In late December, newly installed Japanese Prime Minister Shinzo Abe announced that he will revisit Japan's 1995 apology for the suffering the country wrought in Asia during World War II. That apology admitted that the Japanese Imperial Army had forced females, mostly from Korea, China, Japan, and the Philippines, known euphemistically as "comfort women," to work in brothels during the Japanese occupation. "This is entirely inexcusable," the prime minister at the time, Tomiichi Murayama, said in a statement. "I offer my profound apology to all those who, as wartime comfort women, suffered emotional and physical wounds that can never be closed."
The hawkish Abe, who has publicly and repeatedly denied that comfort women served Japanese soldiers against their will, is unrepentant about Japan's wartime behavior. In his best-selling book utsukushii kuni e (To a Beautiful Country), published during his previous term as prime minister in 2006, Abe even argued that Japanese war criminals convicted in the Tokyo War Crimes Tribunal were not guilty under Japanese law.

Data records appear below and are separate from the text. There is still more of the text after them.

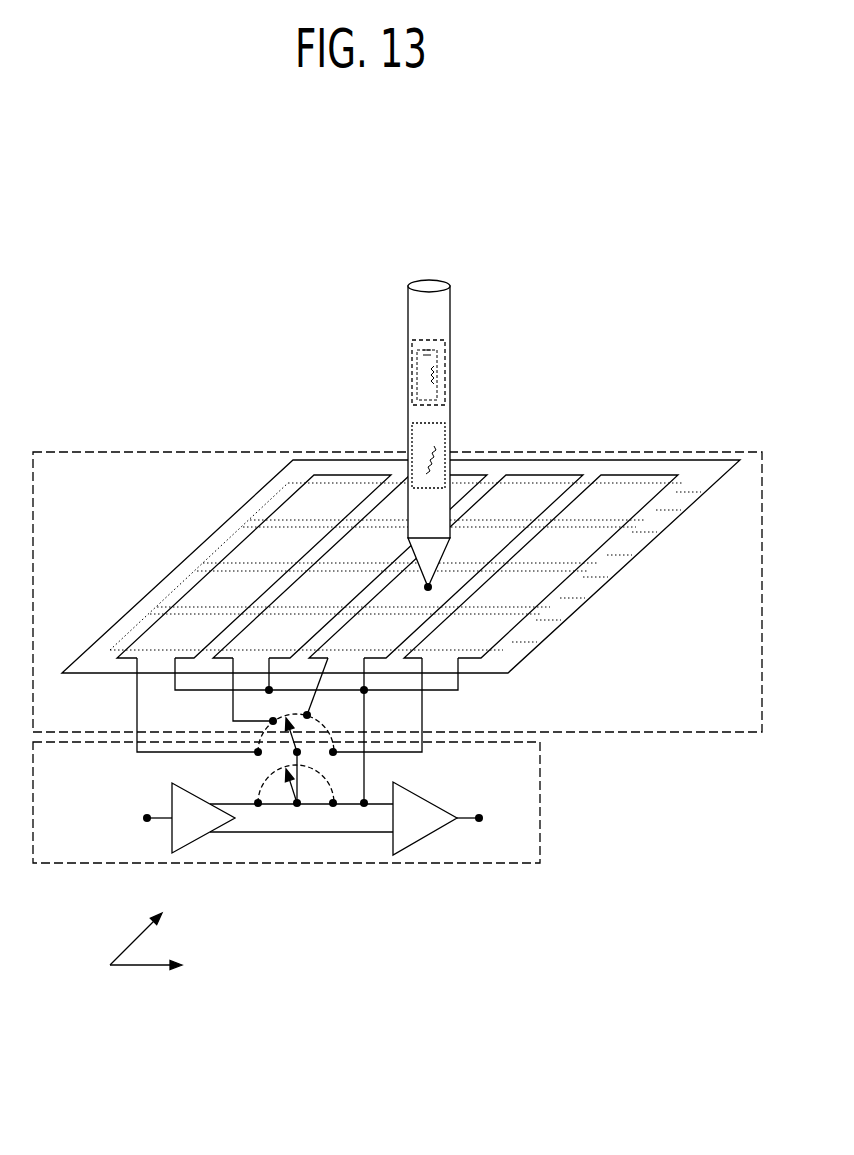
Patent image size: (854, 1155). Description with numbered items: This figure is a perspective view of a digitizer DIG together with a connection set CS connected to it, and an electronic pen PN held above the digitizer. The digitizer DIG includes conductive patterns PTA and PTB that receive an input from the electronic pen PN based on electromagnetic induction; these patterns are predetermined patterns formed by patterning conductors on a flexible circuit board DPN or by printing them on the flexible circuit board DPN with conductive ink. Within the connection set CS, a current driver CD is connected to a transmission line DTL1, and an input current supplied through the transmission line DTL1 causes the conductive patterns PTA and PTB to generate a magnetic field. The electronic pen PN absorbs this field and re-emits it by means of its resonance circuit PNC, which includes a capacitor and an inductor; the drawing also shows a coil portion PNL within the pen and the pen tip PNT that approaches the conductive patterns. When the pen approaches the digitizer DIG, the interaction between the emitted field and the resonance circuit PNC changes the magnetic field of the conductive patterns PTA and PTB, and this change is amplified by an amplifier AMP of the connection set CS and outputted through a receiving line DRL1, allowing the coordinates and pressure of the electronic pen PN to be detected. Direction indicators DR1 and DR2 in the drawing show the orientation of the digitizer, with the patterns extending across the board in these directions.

The electronic pen PN is at (409, 286).
The resonance circuit PNC is at (443, 341).
The pen coil (inductor) PNL is at (443, 424).
The pen tip PNT is at (430, 587).
The digitizer DIG is at (622, 452).
The flexible circuit board DPN is at (177, 568).
The conductive pattern PTA is at (333, 474).
The conductive pattern PTB is at (270, 503).
The connection set CS is at (540, 795).
The current driver CD is at (203, 818).
The amplifier AMP is at (425, 818).
The transmission line DTL1 is at (135, 818).
The receiving line DRL1 is at (494, 818).
The first direction DR1 is at (148, 926).
The second direction DR2 is at (165, 967).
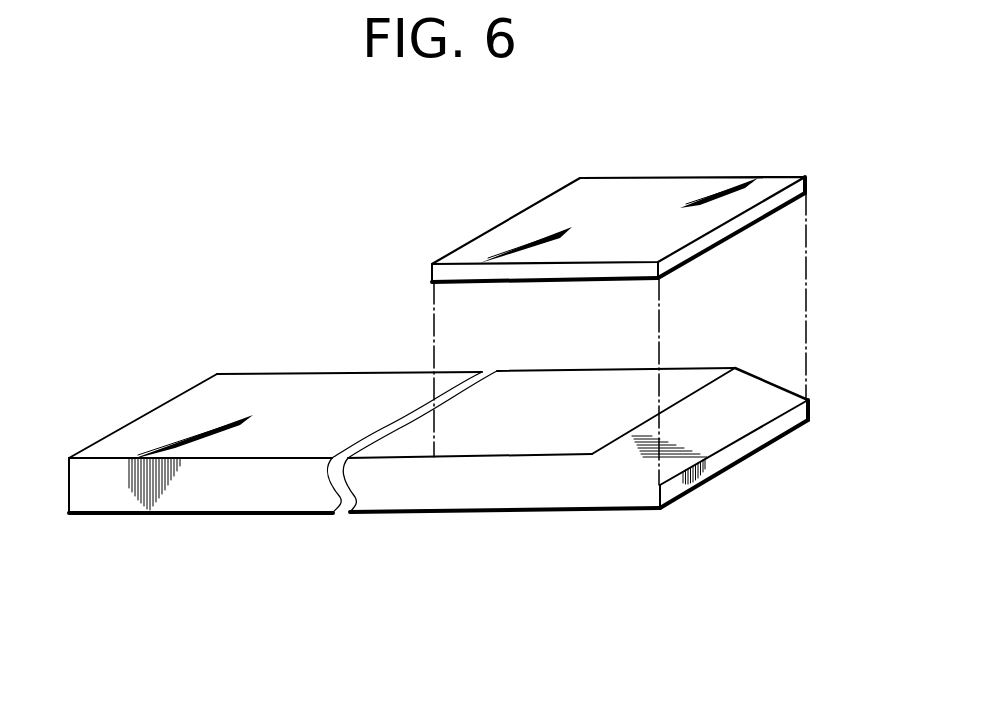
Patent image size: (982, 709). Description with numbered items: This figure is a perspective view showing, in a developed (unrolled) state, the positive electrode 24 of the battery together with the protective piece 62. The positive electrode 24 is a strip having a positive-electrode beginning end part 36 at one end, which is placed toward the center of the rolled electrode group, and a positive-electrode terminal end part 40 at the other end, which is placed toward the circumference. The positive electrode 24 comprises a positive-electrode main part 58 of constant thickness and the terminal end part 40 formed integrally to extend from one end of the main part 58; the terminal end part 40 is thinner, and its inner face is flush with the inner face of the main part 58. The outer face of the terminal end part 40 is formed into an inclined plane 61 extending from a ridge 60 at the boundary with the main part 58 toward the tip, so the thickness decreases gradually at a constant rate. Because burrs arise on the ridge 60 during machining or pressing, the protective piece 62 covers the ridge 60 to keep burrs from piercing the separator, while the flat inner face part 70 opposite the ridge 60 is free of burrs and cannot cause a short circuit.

The positive electrode 24 is at (750, 514).
The positive-electrode beginning end part 36 is at (95, 493).
The positive-electrode terminal end part 40 is at (642, 490).
The positive-electrode main part 58 is at (386, 513).
The ridge 60 is at (695, 390).
The inclined plane 61 is at (738, 425).
The protective piece 62 is at (635, 194).
The inner face part 70 is at (588, 513).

None of this has gone over well with the neighbors. South Korea's president-elect Park Geun-hye responded to Abe's remarks by saying that Japan "needed to come to terms with its colonial history," while a Chinese Foreign Ministry spokesman urged Japan to "adopt a spirit of reflecting on history." On Jan. 4, an anti-Japanese protester stabbed himself in the stomach at Seoul's Kimpo Airport to protest the arrival of a special envoy dispatched by Abe to soothe ties between the two countries, while former comfort women, now in their 80s and 90s, continue to gather outside the Japanese Embassy in Seoul, as they have for decades, to demand even more contrition and reparations from Tokyo.
For the past few weeks, Abe has kept a low profile on the subject. He avoided mentioning it in his policy address to the Diet on Jan. 28, focusing mainly on domestic matters such as recovery and reconstruction from the Great East Japan Earthquake and escape from the "bog of deflation" that has plagued Japan in recent years. Few analysts, however, doubt the ultranationalist politician will eventually make good on his promise to unapologize.
Why is the Japanese apology such a big issue? The Japanese emperor surrendered on August 1945; Japanese officials have made an estimated 54 different apologies to Japan's Asian neighbors, including South Korea, China, Singapore, Taiwan, and the Philippines, since they began apologizing in 1957, in addition to paying more than $3 billion in reparations and surrendering more than $23 billion of government and private assets Japan held in the countries it occupied. (Japan never apologized or paid compensation to North Korea, however, because the two countries have never had formal diplomatic relations.) But from Japan's neighbors' perspective, it hasn't been enough -- and Abe's curious decision to re-open these old wounds has only heightened their sensitivity.